Raquel Willadino, diretora do Observatório de Favelas, relatou as conclusões que resultaram do Programa de Redução da Violência Letal Contra Jovens e Adolescentes (PRVL), que ela coordena. De 2009 a 2012, o projeto mapeou as políticas públicas voltadas para a prevenção à violência em 16 regiões metropolitanas do país. Foram identificados 160 programas com sensibilidade para a questão etária e ancoragem consistente em espaços populares. Apenas 19 iniciativas, no entanto, tinham como foco a redução da violência letal. Raquel destaca que “o mais assustador é como essas políticas não dialogam especificamente com os grupos mais atingidos: apenas 16% tinham um recorte de gênero e apenas 8% tinham um foco racial”. Para a pesquisadora, os programas, por se pautarem na chave genérica da vulnerabilidade social, falham em atingir o público prioritário. “O Observatório passou a considerar fundamental afirmar o racismo como elemento estruturante da violência letal no país”, afirmou ela.

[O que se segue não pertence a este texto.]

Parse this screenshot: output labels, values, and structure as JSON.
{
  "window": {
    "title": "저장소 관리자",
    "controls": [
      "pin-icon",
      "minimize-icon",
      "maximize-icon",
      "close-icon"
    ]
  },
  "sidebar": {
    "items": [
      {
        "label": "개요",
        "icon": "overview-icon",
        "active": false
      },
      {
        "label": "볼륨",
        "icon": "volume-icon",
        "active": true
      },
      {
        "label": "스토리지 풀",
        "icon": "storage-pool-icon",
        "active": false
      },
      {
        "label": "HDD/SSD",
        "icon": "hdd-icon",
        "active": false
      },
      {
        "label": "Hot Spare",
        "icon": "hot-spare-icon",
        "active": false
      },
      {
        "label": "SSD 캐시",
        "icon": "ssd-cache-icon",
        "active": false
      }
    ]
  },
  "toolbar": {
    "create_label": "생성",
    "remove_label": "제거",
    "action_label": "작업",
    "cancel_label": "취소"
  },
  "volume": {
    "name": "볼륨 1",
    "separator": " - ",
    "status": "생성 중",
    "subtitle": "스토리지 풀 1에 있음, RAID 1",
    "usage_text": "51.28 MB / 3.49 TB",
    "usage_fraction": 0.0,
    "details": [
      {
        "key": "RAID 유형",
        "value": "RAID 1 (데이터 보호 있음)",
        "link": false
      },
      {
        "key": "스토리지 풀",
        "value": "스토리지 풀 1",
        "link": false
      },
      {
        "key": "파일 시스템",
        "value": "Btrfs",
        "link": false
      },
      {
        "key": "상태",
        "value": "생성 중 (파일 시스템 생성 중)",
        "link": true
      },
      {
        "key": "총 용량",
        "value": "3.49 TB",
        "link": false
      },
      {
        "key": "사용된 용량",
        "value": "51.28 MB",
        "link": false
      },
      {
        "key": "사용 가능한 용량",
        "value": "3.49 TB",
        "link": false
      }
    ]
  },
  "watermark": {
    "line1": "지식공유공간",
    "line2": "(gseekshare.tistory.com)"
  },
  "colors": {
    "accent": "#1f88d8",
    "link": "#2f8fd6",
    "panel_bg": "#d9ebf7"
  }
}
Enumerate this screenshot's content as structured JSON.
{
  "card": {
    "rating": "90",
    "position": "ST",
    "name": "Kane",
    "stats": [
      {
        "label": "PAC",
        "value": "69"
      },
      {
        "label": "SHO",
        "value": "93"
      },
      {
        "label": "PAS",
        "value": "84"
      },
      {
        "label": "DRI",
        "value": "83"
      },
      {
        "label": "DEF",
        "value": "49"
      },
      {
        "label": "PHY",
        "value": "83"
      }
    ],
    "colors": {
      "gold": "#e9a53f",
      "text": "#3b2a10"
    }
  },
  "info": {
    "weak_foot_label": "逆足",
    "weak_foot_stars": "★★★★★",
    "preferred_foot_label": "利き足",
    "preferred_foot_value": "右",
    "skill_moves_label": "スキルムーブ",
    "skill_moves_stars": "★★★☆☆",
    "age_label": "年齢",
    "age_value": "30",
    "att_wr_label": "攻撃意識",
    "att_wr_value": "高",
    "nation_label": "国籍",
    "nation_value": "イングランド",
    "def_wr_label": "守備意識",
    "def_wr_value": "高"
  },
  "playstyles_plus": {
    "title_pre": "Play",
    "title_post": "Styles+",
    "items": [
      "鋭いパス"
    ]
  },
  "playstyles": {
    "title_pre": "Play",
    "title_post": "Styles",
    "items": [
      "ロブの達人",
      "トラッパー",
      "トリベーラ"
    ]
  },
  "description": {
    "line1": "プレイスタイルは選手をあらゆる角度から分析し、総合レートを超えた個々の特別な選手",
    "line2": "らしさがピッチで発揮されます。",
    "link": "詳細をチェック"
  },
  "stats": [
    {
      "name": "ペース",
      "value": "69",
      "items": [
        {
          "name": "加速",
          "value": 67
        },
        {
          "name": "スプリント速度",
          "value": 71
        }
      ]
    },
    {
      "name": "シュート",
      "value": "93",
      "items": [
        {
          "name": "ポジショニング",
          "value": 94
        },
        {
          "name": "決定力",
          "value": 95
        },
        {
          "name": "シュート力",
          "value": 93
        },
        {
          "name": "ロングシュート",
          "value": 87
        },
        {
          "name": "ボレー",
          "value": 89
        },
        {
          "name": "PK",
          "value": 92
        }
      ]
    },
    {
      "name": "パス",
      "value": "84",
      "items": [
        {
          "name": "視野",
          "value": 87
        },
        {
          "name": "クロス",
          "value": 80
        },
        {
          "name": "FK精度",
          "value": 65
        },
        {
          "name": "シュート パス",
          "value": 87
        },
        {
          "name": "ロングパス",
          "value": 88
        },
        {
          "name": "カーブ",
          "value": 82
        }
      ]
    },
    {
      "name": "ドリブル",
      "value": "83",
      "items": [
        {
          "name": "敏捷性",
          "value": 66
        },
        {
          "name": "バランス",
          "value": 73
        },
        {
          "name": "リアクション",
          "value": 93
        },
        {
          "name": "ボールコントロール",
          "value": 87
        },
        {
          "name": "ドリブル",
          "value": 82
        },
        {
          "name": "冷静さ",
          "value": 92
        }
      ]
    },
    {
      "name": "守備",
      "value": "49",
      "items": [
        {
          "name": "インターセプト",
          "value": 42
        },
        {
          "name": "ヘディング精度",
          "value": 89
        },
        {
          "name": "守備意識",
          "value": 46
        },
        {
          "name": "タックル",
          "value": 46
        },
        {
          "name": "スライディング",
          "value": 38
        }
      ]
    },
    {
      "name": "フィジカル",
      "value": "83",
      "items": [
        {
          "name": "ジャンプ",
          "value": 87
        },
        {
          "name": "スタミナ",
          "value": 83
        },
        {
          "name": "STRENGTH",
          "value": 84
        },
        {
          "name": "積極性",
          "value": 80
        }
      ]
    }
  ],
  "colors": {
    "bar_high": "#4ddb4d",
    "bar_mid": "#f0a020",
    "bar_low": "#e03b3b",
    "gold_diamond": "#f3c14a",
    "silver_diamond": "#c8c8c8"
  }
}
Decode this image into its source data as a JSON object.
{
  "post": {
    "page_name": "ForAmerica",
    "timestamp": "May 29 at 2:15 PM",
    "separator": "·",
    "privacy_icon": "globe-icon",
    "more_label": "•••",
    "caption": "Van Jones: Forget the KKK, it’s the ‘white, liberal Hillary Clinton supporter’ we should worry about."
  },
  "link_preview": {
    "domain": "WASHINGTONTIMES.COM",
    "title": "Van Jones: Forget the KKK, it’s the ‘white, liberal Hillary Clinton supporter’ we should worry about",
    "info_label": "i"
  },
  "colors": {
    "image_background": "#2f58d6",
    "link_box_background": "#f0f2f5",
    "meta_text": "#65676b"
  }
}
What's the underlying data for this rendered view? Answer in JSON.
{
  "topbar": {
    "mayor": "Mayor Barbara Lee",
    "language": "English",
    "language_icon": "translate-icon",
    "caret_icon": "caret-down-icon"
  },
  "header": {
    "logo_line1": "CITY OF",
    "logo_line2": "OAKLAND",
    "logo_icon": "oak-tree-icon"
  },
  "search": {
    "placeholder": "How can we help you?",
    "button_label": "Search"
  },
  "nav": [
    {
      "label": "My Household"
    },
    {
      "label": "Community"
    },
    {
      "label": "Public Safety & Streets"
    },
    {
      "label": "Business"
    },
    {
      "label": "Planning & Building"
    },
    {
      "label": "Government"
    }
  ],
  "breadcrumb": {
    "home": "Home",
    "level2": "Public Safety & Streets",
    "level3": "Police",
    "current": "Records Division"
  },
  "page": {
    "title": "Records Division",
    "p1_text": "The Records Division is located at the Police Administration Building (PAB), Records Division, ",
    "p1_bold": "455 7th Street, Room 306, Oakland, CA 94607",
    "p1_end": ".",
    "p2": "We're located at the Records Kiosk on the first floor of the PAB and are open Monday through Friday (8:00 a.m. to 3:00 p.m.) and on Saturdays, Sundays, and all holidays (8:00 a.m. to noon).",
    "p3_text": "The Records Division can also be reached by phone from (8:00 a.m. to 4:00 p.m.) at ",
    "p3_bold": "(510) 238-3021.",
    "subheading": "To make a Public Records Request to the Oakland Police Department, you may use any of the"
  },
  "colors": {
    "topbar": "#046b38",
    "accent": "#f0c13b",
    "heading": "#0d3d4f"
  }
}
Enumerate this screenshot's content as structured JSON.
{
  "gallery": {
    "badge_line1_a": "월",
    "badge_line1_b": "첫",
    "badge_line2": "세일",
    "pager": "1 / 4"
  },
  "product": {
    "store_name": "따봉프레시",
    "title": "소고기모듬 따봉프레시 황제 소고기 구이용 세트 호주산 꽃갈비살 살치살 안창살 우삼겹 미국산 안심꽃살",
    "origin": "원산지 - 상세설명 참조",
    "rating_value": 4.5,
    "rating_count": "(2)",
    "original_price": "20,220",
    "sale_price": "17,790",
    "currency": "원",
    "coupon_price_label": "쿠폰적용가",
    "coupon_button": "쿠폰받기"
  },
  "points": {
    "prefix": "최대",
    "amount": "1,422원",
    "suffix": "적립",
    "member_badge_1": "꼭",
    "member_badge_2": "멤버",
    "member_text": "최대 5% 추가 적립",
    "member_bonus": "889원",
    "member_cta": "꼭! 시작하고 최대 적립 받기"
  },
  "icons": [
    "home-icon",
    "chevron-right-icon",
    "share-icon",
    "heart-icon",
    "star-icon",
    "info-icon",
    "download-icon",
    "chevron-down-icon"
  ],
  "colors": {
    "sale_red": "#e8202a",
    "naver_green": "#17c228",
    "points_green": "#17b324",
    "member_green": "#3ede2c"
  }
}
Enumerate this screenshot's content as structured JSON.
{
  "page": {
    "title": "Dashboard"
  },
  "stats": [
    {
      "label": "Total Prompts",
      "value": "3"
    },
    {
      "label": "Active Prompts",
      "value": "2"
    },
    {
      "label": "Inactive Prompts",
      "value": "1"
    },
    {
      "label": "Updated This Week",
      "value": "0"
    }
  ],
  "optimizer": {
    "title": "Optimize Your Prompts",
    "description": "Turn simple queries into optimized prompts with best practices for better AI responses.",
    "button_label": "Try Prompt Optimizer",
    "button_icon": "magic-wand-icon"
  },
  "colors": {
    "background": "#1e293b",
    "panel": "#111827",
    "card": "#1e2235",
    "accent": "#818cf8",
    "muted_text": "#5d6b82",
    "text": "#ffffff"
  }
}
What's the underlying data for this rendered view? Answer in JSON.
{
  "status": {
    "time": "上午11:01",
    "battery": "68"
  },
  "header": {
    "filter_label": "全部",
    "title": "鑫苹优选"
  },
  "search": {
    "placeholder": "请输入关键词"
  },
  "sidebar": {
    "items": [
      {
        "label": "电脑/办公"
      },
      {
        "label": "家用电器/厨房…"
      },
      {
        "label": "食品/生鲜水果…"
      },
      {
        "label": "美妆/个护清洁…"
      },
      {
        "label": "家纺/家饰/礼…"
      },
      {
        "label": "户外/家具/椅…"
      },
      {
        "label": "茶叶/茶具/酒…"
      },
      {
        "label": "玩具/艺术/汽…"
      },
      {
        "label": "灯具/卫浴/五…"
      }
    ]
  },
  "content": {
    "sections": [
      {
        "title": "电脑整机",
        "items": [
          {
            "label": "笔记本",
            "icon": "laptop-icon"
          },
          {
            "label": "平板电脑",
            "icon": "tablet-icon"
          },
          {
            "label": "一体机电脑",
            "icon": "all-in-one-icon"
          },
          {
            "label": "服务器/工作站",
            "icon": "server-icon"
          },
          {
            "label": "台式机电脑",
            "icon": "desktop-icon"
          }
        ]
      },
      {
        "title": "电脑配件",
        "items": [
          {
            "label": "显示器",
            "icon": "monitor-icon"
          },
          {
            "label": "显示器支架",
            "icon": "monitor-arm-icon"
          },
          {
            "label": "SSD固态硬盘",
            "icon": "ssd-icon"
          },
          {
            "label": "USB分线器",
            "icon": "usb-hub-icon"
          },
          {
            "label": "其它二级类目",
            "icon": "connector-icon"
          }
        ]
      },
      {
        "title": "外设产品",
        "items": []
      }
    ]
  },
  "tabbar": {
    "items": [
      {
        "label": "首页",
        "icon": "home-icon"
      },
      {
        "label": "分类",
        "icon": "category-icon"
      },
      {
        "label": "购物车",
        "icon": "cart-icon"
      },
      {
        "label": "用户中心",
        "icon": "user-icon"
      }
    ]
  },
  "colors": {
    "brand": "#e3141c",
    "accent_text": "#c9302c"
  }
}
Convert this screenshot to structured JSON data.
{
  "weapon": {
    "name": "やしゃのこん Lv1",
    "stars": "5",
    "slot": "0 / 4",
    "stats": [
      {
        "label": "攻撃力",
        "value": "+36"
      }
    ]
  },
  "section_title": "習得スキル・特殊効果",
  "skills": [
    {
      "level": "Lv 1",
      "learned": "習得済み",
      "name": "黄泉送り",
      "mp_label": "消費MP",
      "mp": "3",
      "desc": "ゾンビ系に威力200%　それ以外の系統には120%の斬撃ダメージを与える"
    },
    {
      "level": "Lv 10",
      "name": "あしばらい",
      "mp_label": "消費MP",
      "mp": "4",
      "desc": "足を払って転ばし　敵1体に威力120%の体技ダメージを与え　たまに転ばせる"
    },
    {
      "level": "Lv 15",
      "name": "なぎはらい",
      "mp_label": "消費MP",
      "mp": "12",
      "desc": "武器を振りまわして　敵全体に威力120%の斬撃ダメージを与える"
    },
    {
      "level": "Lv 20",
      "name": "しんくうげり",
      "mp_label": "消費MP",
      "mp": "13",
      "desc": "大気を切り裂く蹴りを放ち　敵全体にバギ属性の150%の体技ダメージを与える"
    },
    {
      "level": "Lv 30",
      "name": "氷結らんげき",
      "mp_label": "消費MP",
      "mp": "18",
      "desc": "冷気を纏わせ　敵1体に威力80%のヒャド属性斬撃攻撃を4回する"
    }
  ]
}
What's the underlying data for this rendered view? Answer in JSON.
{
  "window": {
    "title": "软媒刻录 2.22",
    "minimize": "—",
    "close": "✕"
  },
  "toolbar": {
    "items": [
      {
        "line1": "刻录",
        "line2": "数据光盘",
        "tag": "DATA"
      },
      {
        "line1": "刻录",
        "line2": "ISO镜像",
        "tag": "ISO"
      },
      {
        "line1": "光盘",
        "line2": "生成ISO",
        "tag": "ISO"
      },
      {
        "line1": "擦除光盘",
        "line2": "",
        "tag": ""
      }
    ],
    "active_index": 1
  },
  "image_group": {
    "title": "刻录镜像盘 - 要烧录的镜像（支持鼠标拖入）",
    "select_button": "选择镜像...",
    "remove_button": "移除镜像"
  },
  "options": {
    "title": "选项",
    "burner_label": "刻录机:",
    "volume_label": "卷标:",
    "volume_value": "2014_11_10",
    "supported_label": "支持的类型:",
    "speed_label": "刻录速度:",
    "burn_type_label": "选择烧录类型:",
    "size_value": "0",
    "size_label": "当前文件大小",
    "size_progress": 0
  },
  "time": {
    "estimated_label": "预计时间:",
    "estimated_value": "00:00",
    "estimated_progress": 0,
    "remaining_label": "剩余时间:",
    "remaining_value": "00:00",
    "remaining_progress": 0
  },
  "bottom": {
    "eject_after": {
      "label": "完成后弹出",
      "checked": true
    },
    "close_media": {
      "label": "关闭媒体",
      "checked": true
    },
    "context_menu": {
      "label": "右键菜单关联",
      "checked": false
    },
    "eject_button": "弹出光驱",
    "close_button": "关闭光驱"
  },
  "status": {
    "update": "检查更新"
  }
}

Um dos desdobramentos das análises do PRVL é a campanha Juventude Marcada para Viver, que tem como estratégia a sensibilização e a desnaturalização da violência, idealizada por jovens da Escola Popular de Comunicação Crítica (ESPOCC). Outra contribuição é o desenvolvimento de uma ferramenta para trabalhar com os gestores locais o monitoramento e avaliação de políticas de prevenção à violência letal. Já são 283 os municípios incluídos no debate do PRVL, que conta com o apoio da Anistia Internacional no Brasil. Átila Roque, diretor executivo da organização, complementou dizendo que em 2014 a Anistia e o Observatório pretendem produzir uma análise e qualificação dos dados de homicídios letais, buscando descobrir quem são esses jovens cuja história foi interrompida. Em torno dos casos serão construídas peças de campanha que também terão o objetivo de desnaturalizar as mortes deste grupo social.
André Rodrigues, pesquisador do ISER, defendeu que parte da tarefa de todos os envolvidos com o campo da segurança pública é pressionar para a construção de uma política consistente, com ampla participação social. Ele lembrou da retomada do Conselho de Segurança Pública como um espaço a ser investido pela sociedade civil. No que tange à desmilitarização, André destacou a importância de evitar a criminalização dos policiais militares, que também são recrutados nas camadas populares e são, em sua maioria, jovens e negros. Rodrigues lembrou que é preciso garantir os direitos dos próprios policiais e possibilitar a “construção de um novo ethos policial”.
O Encontro Casa sobre Violência Contra Juventude Negra foi o quinto debate temático promovido pela Casa Fluminense com o objetivo de incentivar o diálogo sobre temas setoriais da metrópole entre associados e parceiros. Os encontros serão retomados em janeiro próximo.